OleoPein(tm) Olive Leaf Extract
October 27, 2017
The Olive tree is quite beautiful, with flowing misty-green elongated leaves that have a silver sheen on the underside. Since the earliest of times, the Olive leaf has been referenced as a mythological symbol, as a nutritional food and as a healing medicinal, to name just a few citations. Olive oil is more widely used for cooking and eating than any other oil on earth. Even modern medicine extols its virtues as a heart-healthy food. The outstretched Olive branch is a well-known sign of peace. In Genesis (8:11), Noah is told of the nearness of land when a dove flew over the arc with an Olive leaf in her mouth. The Egyptians extolled the leaf as a symbol of cosmic power. In the city of Phoenix, Arizona, there are parks filled with Olive trees, the ideal place to take a walk and cool down from the blazing hot sun.Legend and folklore are not the only venues for extolling the virtues of the Olive tree.

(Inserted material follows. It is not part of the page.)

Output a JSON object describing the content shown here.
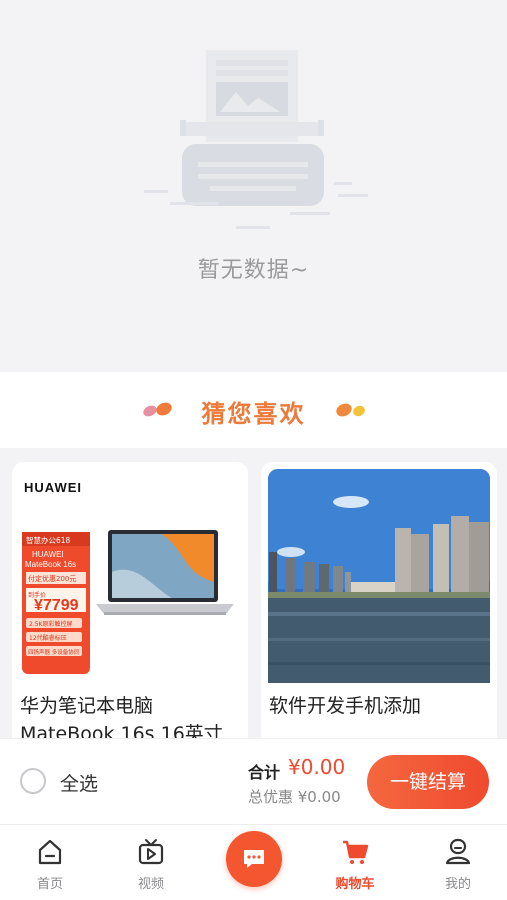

For many years, scientists have been researching Olive leaf’s properties as it relates to protection from disease. The leaves contain oleuropein, a bitter compound that affords the Olive tree a marked resistance to insects, bacteria and other parasites. Its use for helping with human health issues can also be found in older medical literature. For instance, The Pharmaceutical Journal published an anti-malarial recipe in 1854 made from Olive leaves and wine.
During the 1960’s there were many published studies in Europe reporting that the bitter compound, oleuropein, had many health benefits based on animal studies. These included lowering blood pressure, increasing coronary artery blood flow, relaxing abdominal muscle spasms and lowering blood pressure. A large American pharmaceutical corporation began other research on one isolated constituent of oleuropein, called elenolic acid. This compound was proven to have the capacity to destroy and inhibit the growth of an incredible array of pathogenic organisms including bacteria and yeasts and viruses when tested in-vitro (ie. in a petri dish). The organisms that were wiped out included common infectious illnesses such as cold and flu viruses, herpes and retroviruses like HIV. Types of bacteria and parasites included planterum, E. coli and malariae, to name a few. Apparently, the old anti-malarial Olive leaf and wine remedy had some merit! When the in-vitro (in live animals) studies commenced, no toxic effects were reported, even at high doses. However, the isolated elenolic acid, which was given in the form of calcium elenolate, did not circulate as a free compound, but became bound with proteins in the blood and was thereby inactivated. Perhaps the pharmaceutical company discontinued research at this point since whole plant compounds could not be patented and therefore not profitable to develop. In any event, their research paved the way to understanding just how useful Olive leaf extract could be.
Today, health care practitioners familiar with natural therapies advise people to consider Olive leaf extract for many conditions caused by virulent microorganisms such as colds and flu, herpes outbreaks, Chronic Fatigue Syndrome, Candida and Parasites. Furthermore, other than the occasional allergy, Olive leaf has no known toxic effect and therefore, can be used preventatively as well.
These statements have not been evaluated by the FDA. These products are not intended to diagnose, treat, cure or prevent any disease.